Bruening, 61, had threatened last week to return a top civilian award for cow protection that she won — the Padma Shri award — after her request for a visa extension was denied.
This prompted Foreign Minister Sushma Swaraj to take to Twitter and announce she had "asked for a report," and on Monday Bruening said she had been issued with a new visa allowing her to remain in India.
Friederike Irina Bruening gestures as Indian workers look on at the cowshed at Radhakund village on Monday. AFP
Bruening came to India around 25 years ago and says she has since spent around 200,000 euros ($225,000) of her own money over the years on her cow shelter, which costs around $45,000 per month to run.
Many of the cows that arrive are blind or have been injured in road accidents, while others are sick from eating the vast amounts of plastic waste littering India. Around half of the new arrivals die.
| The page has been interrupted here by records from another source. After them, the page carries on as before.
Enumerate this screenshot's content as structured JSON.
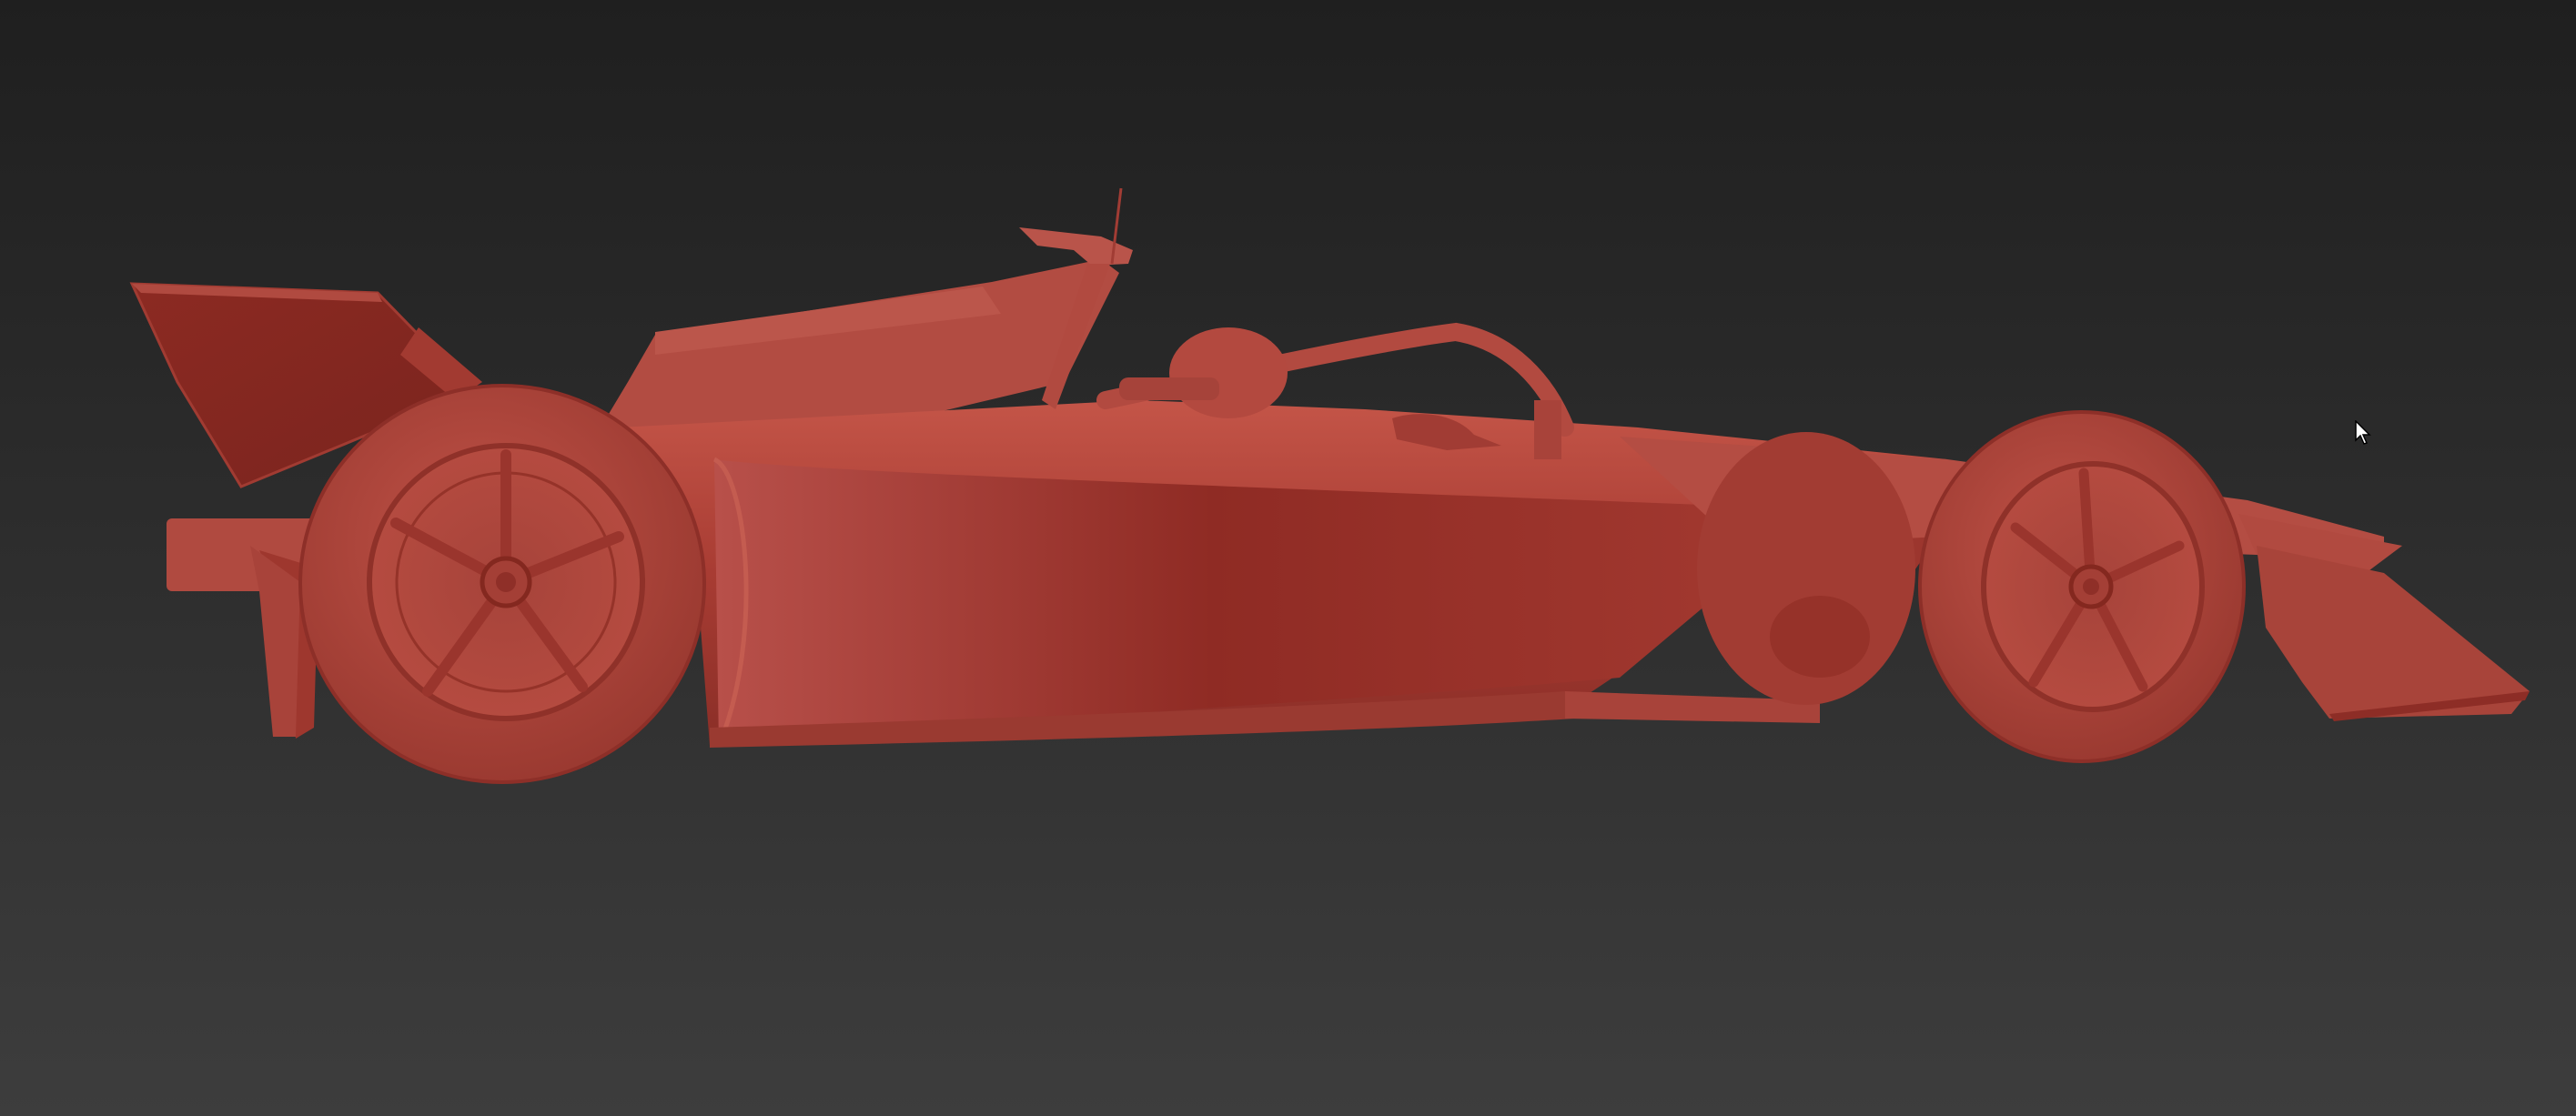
{
  "viewport": {
    "view": "Perspective",
    "shading": "Clay",
    "background_top": "#1f1f1f",
    "background_bottom": "#3d3d3d"
  },
  "model": {
    "object": "formula-car",
    "clay_color": "#b8463c",
    "clay_shadow": "#7a2a24",
    "clay_highlight": "#c95a4e",
    "facing": "right"
  },
  "cursor": {
    "visible": true,
    "icon": "arrow-pointer-icon"
  }
}
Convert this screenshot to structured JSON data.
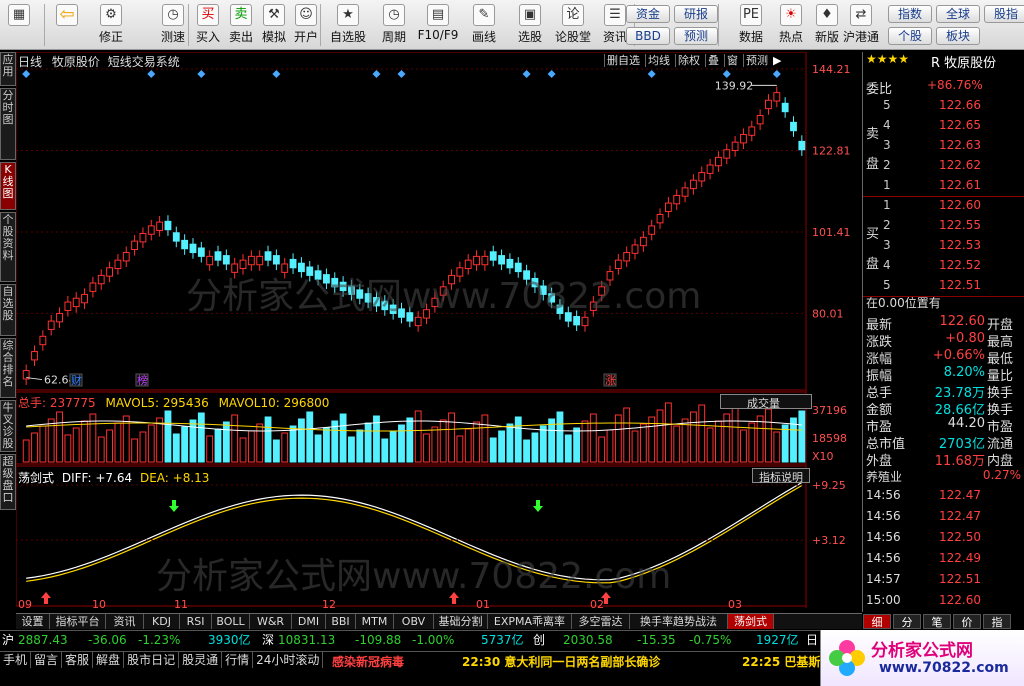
{
  "toolbar": {
    "items": [
      {
        "label": "",
        "icon": "grid-icon"
      },
      {
        "label": "",
        "icon": "back-arrow-icon"
      },
      {
        "label": "修正",
        "icon": "repair-icon"
      },
      {
        "label": "测速",
        "icon": "clock-icon"
      },
      {
        "label": "买入",
        "icon": "buy-icon",
        "glyph": "买"
      },
      {
        "label": "卖出",
        "icon": "sell-icon",
        "glyph": "卖"
      },
      {
        "label": "模拟",
        "icon": "hammer-icon"
      },
      {
        "label": "开户",
        "icon": "user-icon"
      },
      {
        "label": "自选股",
        "icon": "star-icon"
      },
      {
        "label": "周期",
        "icon": "clock-icon"
      },
      {
        "label": "F10/F9",
        "icon": "doc-icon"
      },
      {
        "label": "画线",
        "icon": "pen-icon"
      },
      {
        "label": "选股",
        "icon": "screen-icon"
      },
      {
        "label": "论股堂",
        "icon": "forum-icon",
        "glyph": "论"
      },
      {
        "label": "资讯",
        "icon": "news-icon"
      },
      {
        "label": "数据",
        "icon": "data-icon"
      },
      {
        "label": "热点",
        "icon": "hot-icon"
      },
      {
        "label": "新版",
        "icon": "new-icon"
      },
      {
        "label": "沪港通",
        "icon": "hk-icon"
      }
    ],
    "pills": [
      "资金",
      "研报",
      "BBD",
      "预测",
      "指数",
      "全球",
      "股指",
      "个股",
      "板块"
    ]
  },
  "chart_header": {
    "period": "日线",
    "stock": "牧原股价",
    "system": "短线交易系统",
    "buttons": [
      "删自选",
      "均线",
      "除权",
      "叠",
      "窗",
      "预测"
    ]
  },
  "kline": {
    "high_label": "139.92",
    "low_label": "62.64",
    "markers": [
      "财",
      "榜",
      "涨"
    ],
    "price_ticks": [
      "144.21",
      "122.81",
      "101.41",
      "80.01"
    ]
  },
  "volume": {
    "title": "总手: 237775",
    "mavol5": "MAVOL5: 295436",
    "mavol10": "MAVOL10: 296800",
    "dropdown": "成交量",
    "ticks": [
      "37196",
      "18598",
      "X10"
    ]
  },
  "macd": {
    "title": "荡剑式",
    "diff": "DIFF: +7.64",
    "dea": "DEA: +8.13",
    "button": "指标说明",
    "ticks": [
      "+9.25",
      "+3.12"
    ]
  },
  "months": [
    "09",
    "10",
    "11",
    "12",
    "01",
    "02",
    "03"
  ],
  "bottom_tabs": [
    "设置",
    "指标平台",
    "资讯",
    "KDJ",
    "RSI",
    "BOLL",
    "W&R",
    "DMI",
    "BBI",
    "MTM",
    "OBV",
    "基础分割",
    "EXPMA乖离率",
    "多空雷达",
    "换手率趋势战法",
    "荡剑式"
  ],
  "quote": {
    "rating": "★★★★",
    "code": "R 牧原股份",
    "weibi_label": "委比",
    "weibi": "+86.76%",
    "sell_label": "卖盘",
    "buy_label": "买盘",
    "sells": [
      {
        "n": "5",
        "p": "122.66"
      },
      {
        "n": "4",
        "p": "122.65"
      },
      {
        "n": "3",
        "p": "122.63"
      },
      {
        "n": "2",
        "p": "122.62"
      },
      {
        "n": "1",
        "p": "122.61"
      }
    ],
    "buys": [
      {
        "n": "1",
        "p": "122.60"
      },
      {
        "n": "2",
        "p": "122.55"
      },
      {
        "n": "3",
        "p": "122.53"
      },
      {
        "n": "4",
        "p": "122.52"
      },
      {
        "n": "5",
        "p": "122.51"
      }
    ],
    "position": "在0.00位置有",
    "stats": [
      {
        "k": "最新",
        "v": "122.60",
        "k2": "开盘"
      },
      {
        "k": "涨跌",
        "v": "+0.80",
        "k2": "最高"
      },
      {
        "k": "涨幅",
        "v": "+0.66%",
        "k2": "最低"
      },
      {
        "k": "振幅",
        "v": "8.20%",
        "k2": "量比"
      },
      {
        "k": "总手",
        "v": "23.78万",
        "k2": "换手"
      },
      {
        "k": "金额",
        "v": "28.66亿",
        "k2": "换手"
      },
      {
        "k": "市盈",
        "v": "44.20",
        "k2": "市盈"
      },
      {
        "k": "总市值",
        "v": "2703亿",
        "k2": "流通"
      },
      {
        "k": "外盘",
        "v": "11.68万",
        "k2": "内盘"
      }
    ],
    "industry": "养殖业",
    "industry_pct": "0.27%",
    "ticks": [
      {
        "t": "14:56",
        "p": "122.47"
      },
      {
        "t": "14:56",
        "p": "122.47"
      },
      {
        "t": "14:56",
        "p": "122.50"
      },
      {
        "t": "14:56",
        "p": "122.49"
      },
      {
        "t": "14:57",
        "p": "122.51"
      },
      {
        "t": "15:00",
        "p": "122.60"
      }
    ],
    "tabs": [
      "细",
      "分",
      "笔",
      "价",
      "指"
    ]
  },
  "index_bar": {
    "sh_label": "沪",
    "sh": "2887.43",
    "sh_chg": "-36.06",
    "sh_pct": "-1.23%",
    "sh_amt": "3930亿",
    "sz_label": "深",
    "sz": "10831.13",
    "sz_chg": "-109.88",
    "sz_pct": "-1.00%",
    "sz_amt": "5737亿",
    "cy_label": "创",
    "cy": "2030.58",
    "cy_chg": "-15.35",
    "cy_pct": "-0.75%",
    "cy_amt": "1927亿",
    "tail": "日"
  },
  "status_bar": {
    "items": [
      "手机",
      "留言",
      "客服",
      "解盘",
      "股市日记",
      "股灵通",
      "行情",
      "24小时滚动"
    ],
    "news1": "感染新冠病毒",
    "news2": "22:30 意大利同一日两名副部长确诊",
    "news3": "22:25 巴基斯"
  },
  "watermark": "分析家公式网www.70822.com",
  "logo": {
    "text": "分析家公式网",
    "url": "www.70822.com"
  },
  "left_tabs": [
    "应用",
    "分时图",
    "K线图",
    "个股资料",
    "自选股",
    "综合排名",
    "牛叉诊股",
    "超级盘口"
  ],
  "chart_data": [
    {
      "type": "candlestick",
      "title": "牧原股价 日线",
      "x_months": [
        "09",
        "10",
        "11",
        "12",
        "01",
        "02",
        "03"
      ],
      "ylim": [
        62,
        145
      ],
      "annotations": {
        "high": 139.92,
        "low": 62.64
      },
      "values": [
        65,
        70,
        74,
        78,
        80,
        83,
        84,
        85,
        88,
        90,
        92,
        94,
        96,
        99,
        101,
        103,
        104,
        102,
        99,
        97,
        96,
        95,
        95,
        94,
        93,
        93,
        94,
        95,
        95,
        94,
        93,
        93,
        92,
        91,
        90,
        89,
        88,
        87,
        86,
        85,
        84,
        83,
        82,
        81,
        80,
        79,
        78,
        79,
        81,
        84,
        87,
        90,
        92,
        94,
        95,
        95,
        94,
        93,
        92,
        91,
        89,
        87,
        85,
        83,
        80,
        78,
        77,
        79,
        83,
        87,
        91,
        94,
        96,
        98,
        100,
        103,
        106,
        109,
        111,
        113,
        115,
        117,
        119,
        121,
        123,
        125,
        127,
        129,
        132,
        136,
        138,
        133,
        128,
        123
      ]
    },
    {
      "type": "bar",
      "title": "成交量",
      "series": [
        {
          "name": "MAVOL5",
          "value": 295436
        },
        {
          "name": "MAVOL10",
          "value": 296800
        }
      ],
      "ylim": [
        0,
        37196
      ]
    },
    {
      "type": "line",
      "title": "荡剑式",
      "series": [
        {
          "name": "DIFF",
          "last": 7.64
        },
        {
          "name": "DEA",
          "last": 8.13
        }
      ],
      "ylim": [
        -1,
        9.25
      ]
    }
  ]
}
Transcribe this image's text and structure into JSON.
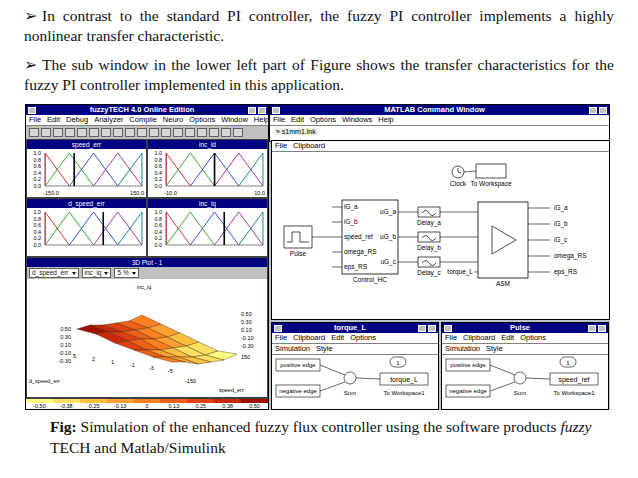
{
  "slide": {
    "bullets": [
      {
        "marker": "➢",
        "text": "In contrast to the standard PI controller, the fuzzy PI controller implements a highly nonlinear transfer characteristic."
      },
      {
        "marker": "➢",
        "text": "The sub window in the lower left part of Figure shows the transfer characteristics for the fuzzy PI controller implemented in this application."
      }
    ],
    "caption": [
      {
        "text": "Fig:",
        "style": "bold"
      },
      {
        "text": " Simulation of the enhanced fuzzy flux controller using the software products ",
        "style": "normal"
      },
      {
        "text": "fuzzy",
        "style": "italic"
      },
      {
        "text": " TECH and Matlab/Simulink",
        "style": "normal"
      }
    ]
  },
  "fuzzytech": {
    "title": "fuzzyTECH 4.0 Online Edition",
    "menu": [
      "File",
      "Edit",
      "Debug",
      "Analyzer",
      "Compile",
      "Neuro",
      "Options",
      "Window",
      "Help"
    ],
    "variables": [
      {
        "name": "speed_err",
        "yticks": [
          "1.0",
          "0.8",
          "0.6",
          "0.4",
          "0.2",
          "0.0"
        ],
        "min": "-150.0",
        "max": "150.0",
        "range": [
          -150,
          150
        ],
        "value": -60,
        "terms": [
          {
            "points": [
              -150,
              -150,
              -75
            ],
            "color": "#d02020"
          },
          {
            "points": [
              -150,
              -75,
              0
            ],
            "color": "#20a020"
          },
          {
            "points": [
              -75,
              0,
              75
            ],
            "color": "#2040d0"
          },
          {
            "points": [
              0,
              75,
              150
            ],
            "color": "#a020a0"
          },
          {
            "points": [
              75,
              150,
              150
            ],
            "color": "#008080"
          }
        ]
      },
      {
        "name": "inc_id",
        "yticks": [
          "1.0",
          "0.8",
          "0.6",
          "0.4",
          "0.2",
          "0.0"
        ],
        "min": "-10.0",
        "max": "10.0",
        "range": [
          -10,
          10
        ],
        "value": 0,
        "terms": [
          {
            "points": [
              -10,
              -10,
              -5
            ],
            "color": "#d02020"
          },
          {
            "points": [
              -10,
              -5,
              0
            ],
            "color": "#20a020"
          },
          {
            "points": [
              -5,
              0,
              5
            ],
            "color": "#2040d0"
          },
          {
            "points": [
              0,
              5,
              10
            ],
            "color": "#a020a0"
          },
          {
            "points": [
              5,
              10,
              10
            ],
            "color": "#008080"
          }
        ]
      },
      {
        "name": "d_speed_err",
        "yticks": [
          "1.0",
          "0.8",
          "0.6",
          "0.4",
          "0.2",
          "0.0"
        ],
        "range": [
          -5,
          5
        ],
        "value": 1,
        "terms": [
          {
            "points": [
              -5,
              -5,
              -2.5
            ],
            "color": "#d02020"
          },
          {
            "points": [
              -5,
              -2.5,
              0
            ],
            "color": "#20a020"
          },
          {
            "points": [
              -2.5,
              0,
              2.5
            ],
            "color": "#2040d0"
          },
          {
            "points": [
              0,
              2.5,
              5
            ],
            "color": "#a020a0"
          },
          {
            "points": [
              2.5,
              5,
              5
            ],
            "color": "#008080"
          }
        ]
      },
      {
        "name": "inc_iq",
        "yticks": [
          "1.0",
          "0.8",
          "0.6",
          "0.4",
          "0.2",
          "0.0"
        ],
        "range": [
          -0.5,
          0.5
        ],
        "value": 0.1,
        "terms": [
          {
            "points": [
              -0.5,
              -0.5,
              -0.25
            ],
            "color": "#d02020"
          },
          {
            "points": [
              -0.5,
              -0.25,
              0
            ],
            "color": "#20a020"
          },
          {
            "points": [
              -0.25,
              0,
              0.25
            ],
            "color": "#2040d0"
          },
          {
            "points": [
              0,
              0.25,
              0.5
            ],
            "color": "#a020a0"
          },
          {
            "points": [
              0.25,
              0.5,
              0.5
            ],
            "color": "#008080"
          }
        ]
      }
    ],
    "plot3d": {
      "title": "3D Plot - 1",
      "fields": [
        "d_speed_err",
        "inc_iq",
        "5 %"
      ],
      "z_label": "inc_iq",
      "z_ticks": [
        "0.50",
        "0.30",
        "0.10",
        "-0.10",
        "-0.30"
      ],
      "z_values": [
        0.5,
        0.3,
        0.1,
        -0.1,
        -0.3
      ],
      "x_label": "d_speed_err",
      "x_ticks": [
        "5",
        "2",
        "1",
        "-1",
        "-3",
        "-5"
      ],
      "y_label": "speed_err",
      "y_ticks": [
        "-150",
        "150"
      ],
      "surface": [
        [
          0.5,
          0.45,
          0.3,
          0.2,
          0.1,
          0.1
        ],
        [
          0.45,
          0.35,
          0.2,
          0.1,
          0.0,
          -0.05
        ],
        [
          0.3,
          0.2,
          0.1,
          -0.05,
          -0.15,
          -0.2
        ],
        [
          0.2,
          0.05,
          -0.1,
          -0.2,
          -0.3,
          -0.35
        ],
        [
          0.1,
          -0.05,
          -0.2,
          -0.35,
          -0.45,
          -0.5
        ],
        [
          0.05,
          -0.1,
          -0.3,
          -0.4,
          -0.5,
          -0.5
        ]
      ]
    },
    "scale": [
      {
        "label": "-0.50",
        "color": "#ffff80"
      },
      {
        "label": "-0.38",
        "color": "#ffe060"
      },
      {
        "label": "-0.25",
        "color": "#ffc040"
      },
      {
        "label": "-0.13",
        "color": "#ffa030"
      },
      {
        "label": "0",
        "color": "#ff8020"
      },
      {
        "label": "0.13",
        "color": "#f06018"
      },
      {
        "label": "0.25",
        "color": "#e04010"
      },
      {
        "label": "0.38",
        "color": "#c82808"
      },
      {
        "label": "0.50",
        "color": "#a01000"
      }
    ]
  },
  "matlab": {
    "title": "MATLAB Command Window",
    "menu": [
      "File",
      "Edit",
      "Options",
      "Windows",
      "Help"
    ],
    "lines": [
      "» s1mm1.lnk"
    ]
  },
  "simulink": {
    "menu": [
      "File",
      "Clipboard"
    ],
    "nodes": [
      {
        "kind": "clock",
        "label": "Clock",
        "in": [],
        "out": []
      },
      {
        "kind": "workspace",
        "label": "To Workspace",
        "in": [],
        "out": []
      },
      {
        "kind": "pulse",
        "label": "Pulse",
        "in": [],
        "out": []
      },
      {
        "kind": "subsystem",
        "label": "Control_HC",
        "in": [
          "iG_a",
          "iG_b",
          "speed_ref",
          "omega_RS",
          "eps_RS"
        ],
        "out": [
          "uG_a",
          "uG_b",
          "uG_c"
        ]
      },
      {
        "kind": "delay",
        "label": "Delay_a",
        "in": [],
        "out": []
      },
      {
        "kind": "delay",
        "label": "Delay_b",
        "in": [],
        "out": []
      },
      {
        "kind": "delay",
        "label": "Delay_c",
        "in": [],
        "out": []
      },
      {
        "kind": "machine",
        "label": "ASM",
        "in": [
          "torque_L"
        ],
        "out": [
          "iG_a",
          "iG_b",
          "iG_c",
          "omega_RS",
          "eps_RS"
        ]
      }
    ]
  },
  "scopes": [
    {
      "title": "torque_L",
      "menu": [
        "File",
        "Clipboard",
        "Edit",
        "Options"
      ],
      "menu2": [
        "Simulation",
        "Style"
      ],
      "pos": "positive edge",
      "neg": "negative edge",
      "sum": "Sum",
      "port": "1",
      "var": "torque_L",
      "sink": "To Workspace1"
    },
    {
      "title": "Pulse",
      "menu": [
        "File",
        "Clipboard",
        "Edit",
        "Options"
      ],
      "menu2": [
        "Simulation",
        "Style"
      ],
      "pos": "positive edge",
      "neg": "negative edge",
      "sum": "Sum",
      "port": "1",
      "var": "speed_ref",
      "sink": "To Workspace1"
    }
  ]
}
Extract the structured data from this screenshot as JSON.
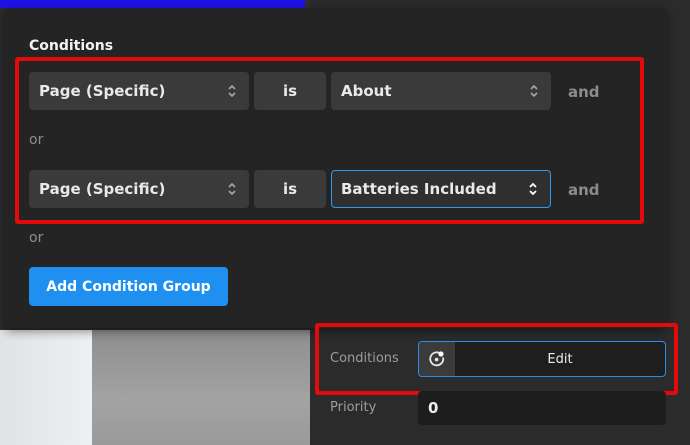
{
  "conditions": {
    "title": "Conditions",
    "groups": [
      {
        "field": "Page (Specific)",
        "operator": "is",
        "value": "About",
        "connector": "and"
      },
      {
        "field": "Page (Specific)",
        "operator": "is",
        "value": "Batteries Included",
        "connector": "and"
      }
    ],
    "or_labels": [
      "or",
      "or"
    ],
    "add_group_label": "Add Condition Group"
  },
  "right_panel": {
    "conditions_label": "Conditions",
    "edit_label": "Edit",
    "priority_label": "Priority",
    "priority_value": "0"
  },
  "colors": {
    "accent": "#1f8ff0",
    "highlight": "#e20a0a"
  }
}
Since coming to power in 2014 one of the signature policies of Prime Minister Narendra Modi, newly re-elected, has been the protection of cows, which for many Hindus are sacred.
Friederike Irina Bruening embraces a cow at the cowshed at Radhakund village on Monday. AFP
Laws against the slaughter and consumption of beef have been strengthened, and lynchings of Muslims and low-caste Dalits — who have traditionally been involved in the sector — have risen.
This has prompted many people to abandon old and infirm cows instead of selling them for slaughter, resulting in more of the animals on the loose, including in cities like Delhi where they are a common sight.
But Bruening, who has become a Hindu and is known as Sudevi Dasi, said that allowing the slaughter of old or sick cows is not the answer.
"Killing a cow is the worse thing you can do," she said.